Choisir le statut juridique pour une micro entreprise : éligibilité, limites et implications

Le point de départ consiste à vérifier l’éligibilité au régime de la micro entreprise. Ce statut est une forme d’entreprise individuelle simplifiée, pensée pour des activités artisanales, commerciales ou libérales exercées en nom propre. Il combine des formalités allégées, un régime fiscal basé sur l’impôt sur le revenu avec des options (versement libératoire) et un régime social simplifié. Le premier réflexe est de s’assurer que l’activité n’est pas réglementée : certaines professions exigent une qualification, une immatriculation particulière, ou l’adhésion à un ordre professionnel. Si l’activité est réglementée, il faudra produire des justificatifs de qualification lors de l’immatriculation.

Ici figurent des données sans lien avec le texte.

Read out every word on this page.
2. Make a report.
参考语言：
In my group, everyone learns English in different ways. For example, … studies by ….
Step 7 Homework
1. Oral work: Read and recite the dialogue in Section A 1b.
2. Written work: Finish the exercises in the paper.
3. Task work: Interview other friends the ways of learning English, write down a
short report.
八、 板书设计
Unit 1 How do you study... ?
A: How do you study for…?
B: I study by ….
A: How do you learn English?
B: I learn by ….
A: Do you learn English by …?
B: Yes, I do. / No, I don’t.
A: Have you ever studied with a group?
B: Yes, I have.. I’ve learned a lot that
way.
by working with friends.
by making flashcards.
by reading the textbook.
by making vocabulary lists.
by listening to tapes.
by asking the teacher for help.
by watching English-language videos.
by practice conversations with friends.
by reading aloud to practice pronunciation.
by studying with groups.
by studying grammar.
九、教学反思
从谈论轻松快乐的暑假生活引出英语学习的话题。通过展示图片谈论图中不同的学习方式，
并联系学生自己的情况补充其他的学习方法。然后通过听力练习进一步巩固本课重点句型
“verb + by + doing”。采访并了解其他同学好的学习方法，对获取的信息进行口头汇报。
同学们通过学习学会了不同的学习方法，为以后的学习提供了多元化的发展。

Un point crucial est la dissociation des patrimoines. Depuis 2022, l’entrepreneur individuel bénéficie par défaut d’une séparation entre patrimoine personnel et professionnel, limitant les risques pour la résidence principale. Cela dit, la renonciation à l’insaisissabilité reste possible et doit être prise en compte pour les entrepreneurs souhaitant sécuriser ou non certains biens fonciers. Dans la pratique, Aude, notre personnage, a choisi la micro entreprise pour tester son offre de conseil en communication après avoir animé un stand lors d’un salon. Cette option lui permet de démarrer rapidement et de valider son marché sans créer de personne morale.

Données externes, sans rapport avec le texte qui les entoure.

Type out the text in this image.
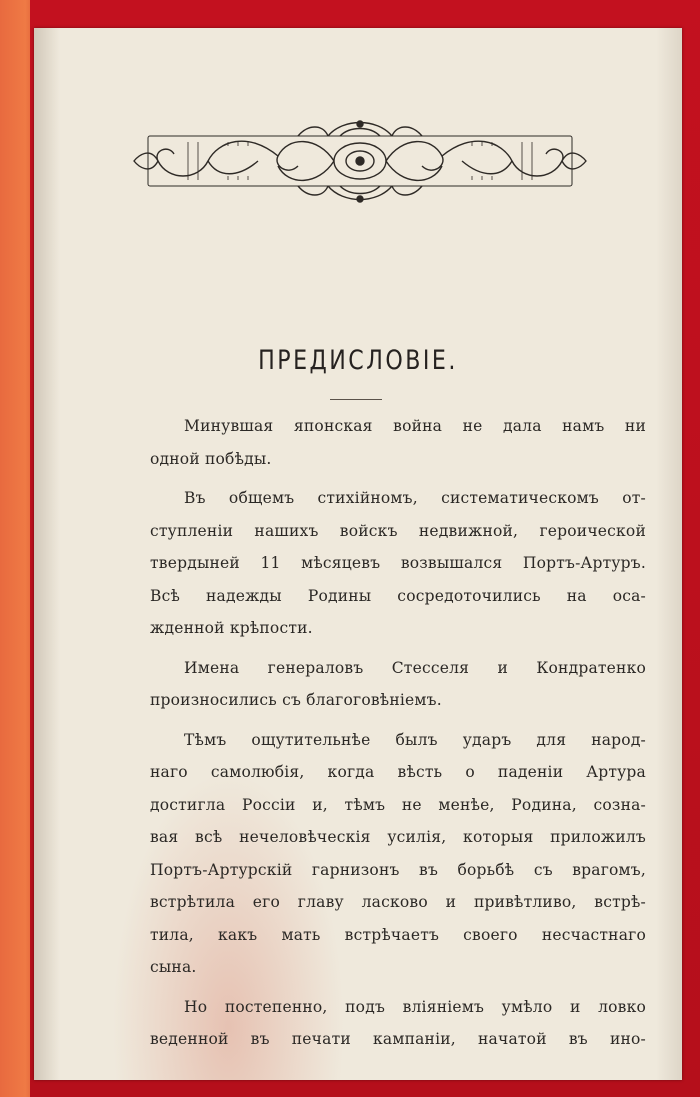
ПРЕДИСЛОВІЕ.
Минувшая японская война не дала намъ ни
одной побѣды.
Въ общемъ стихійномъ, систематическомъ от-
ступленіи нашихъ войскъ недвижной, героической
твердыней 11 мѣсяцевъ возвышался Портъ-Артуръ.
Всѣ надежды Родины сосредоточились на оса-
жденной крѣпости.
Имена генераловъ Стесселя и Кондратенко
произносились съ благоговѣніемъ.
Тѣмъ ощутительнѣе былъ ударъ для народ-
наго самолюбія, когда вѣсть о паденіи Артура
достигла Россіи и, тѣмъ не менѣе, Родина, созна-
вая всѣ нечеловѣческія усилія, которыя приложилъ
Портъ-Артурскій гарнизонъ въ борьбѣ съ врагомъ,
встрѣтила его главу ласково и привѣтливо, встрѣ-
тила, какъ мать встрѣчаетъ своего несчастнаго
сына.
Но постепенно, подъ вліяніемъ умѣло и ловко
веденной въ печати кампаніи, начатой въ ино-
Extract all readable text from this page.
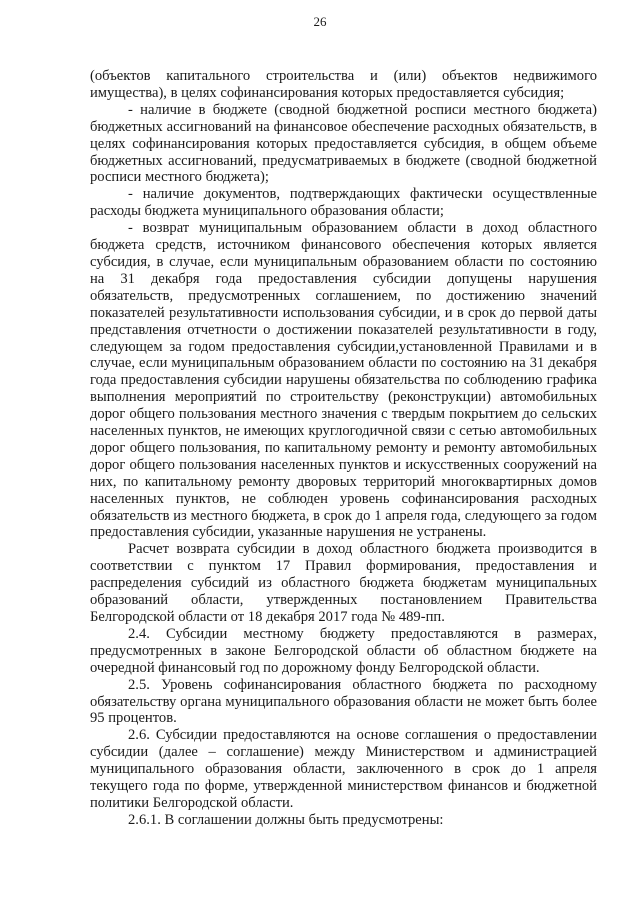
26

(объектов капитального строительства и (или) объектов недвижимого имущества), в целях софинансирования которых предоставляется субсидия;

- наличие в бюджете (сводной бюджетной росписи местного бюджета) бюджетных ассигнований на финансовое обеспечение расходных обязательств, в целях софинансирования которых предоставляется субсидия, в общем объеме бюджетных ассигнований, предусматриваемых в бюджете (сводной бюджетной росписи местного бюджета);

- наличие документов, подтверждающих фактически осуществленные расходы бюджета муниципального образования области;

- возврат муниципальным образованием области в доход областного бюджета средств, источником финансового обеспечения которых является субсидия, в случае, если муниципальным образованием области по состоянию на 31 декабря года предоставления субсидии допущены нарушения обязательств, предусмотренных соглашением, по достижению значений показателей результативности использования субсидии, и в срок до первой даты представления отчетности о достижении показателей результативности в году, следующем за годом предоставления субсидии,установленной Правилами и в случае, если муниципальным образованием области по состоянию на 31 декабря года предоставления субсидии нарушены обязательства по соблюдению графика выполнения мероприятий по строительству (реконструкции) автомобильных дорог общего пользования местного значения с твердым покрытием до сельских населенных пунктов, не имеющих круглогодичной связи с сетью автомобильных дорог общего пользования, по капитальному ремонту и ремонту автомобильных дорог общего пользования населенных пунктов и искусственных сооружений на них, по капитальному ремонту дворовых территорий многоквартирных домов населенных пунктов, не соблюден уровень софинансирования расходных обязательств из местного бюджета, в срок до 1 апреля года, следующего за годом предоставления субсидии, указанные нарушения не устранены.

Расчет возврата субсидии в доход областного бюджета производится в соответствии с пунктом 17 Правил формирования, предоставления и распределения субсидий из областного бюджета бюджетам муниципальных образований области, утвержденных постановлением Правительства Белгородской области от 18 декабря 2017 года № 489-пп.

2.4. Субсидии местному бюджету предоставляются в размерах, предусмотренных в законе Белгородской области об областном бюджете на очередной финансовый год по дорожному фонду Белгородской области.

2.5. Уровень софинансирования областного бюджета по расходному обязательству органа муниципального образования области не может быть более 95 процентов.

2.6. Субсидии предоставляются на основе соглашения о предоставлении субсидии (далее – соглашение) между Министерством и администрацией муниципального образования области, заключенного в срок до 1 апреля текущего года по форме, утвержденной министерством финансов и бюджетной политики Белгородской области.

2.6.1. В соглашении должны быть предусмотрены:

Le statut impose des plafonds de chiffre d’affaires (à vérifier selon l’activité et les évolutions réglementaires), et il est particulièrement adapté aux activités complémentaires. Il offre aussi l’avantage d’une gestion comptable allégée : pas de bilan complexe, mais l’obligation de tenir un livre de recettes et, pour certaines activités, un registre des achats. La responsabilité financière est limitée au patrimoine professionnel, mais la vigilance reste de mise sur les contrats signés avec des clients et fournisseurs.

Exemple concret — salon B2B : Aude participe à un salon régional pour générer ses premiers leads. Avant le salon, elle valide l’éligibilité au statut et prépare : plaquette tarifaire, conditions générales de vente simplifiées, et un modèle de devis. À l’issue du salon, les 12 contacts qualifiés vont alimenter un entonnoir commercial structuré (lead → nurturing par email → rendez-vous → vente). Ce parcours, pensé comme un entonnoir, permet de mesurer le coût d’acquisition par lead et le taux de conversion, deux KPIs essentiels pour décider si la micro structure doit évoluer vers une autre forme juridique.

Checklist rapide pour valider le statut :

  • 🔎 Vérifier si l’activité est règlementée (chambres consulaires, greffes).
  • 📑 Préparer justificatif de qualification si nécessaire.
  • 🏠 Décider du lieu d’exercice (domicile, local, société de domiciliation).
  • 🔐 Réfléchir à l’insaisissabilité du patrimoine.
  • 📈 Estimer un CA prévisionnel pour vérifier les plafonds.

Liens utiles pour approfondir : consulter un guide pratique pour démarrer peut aider à chiffrer et formaliser le projet, par exemple un guide pratique. Pour comprendre la différence entre SIREN et SIRET, utile le jour de l’immatriculation, voir cet article explicatif.

Micro-action (20 minutes) : vérifie ton éligibilité en listant les documents requis pour ton activité et contacte la chambre consulaire la plus proche pour confirmer les qualifications nécessaires.

Insight : choisir le statut n’est pas neutre : il conditionne les obligations fiscales, la responsabilité et la stratégie de développement.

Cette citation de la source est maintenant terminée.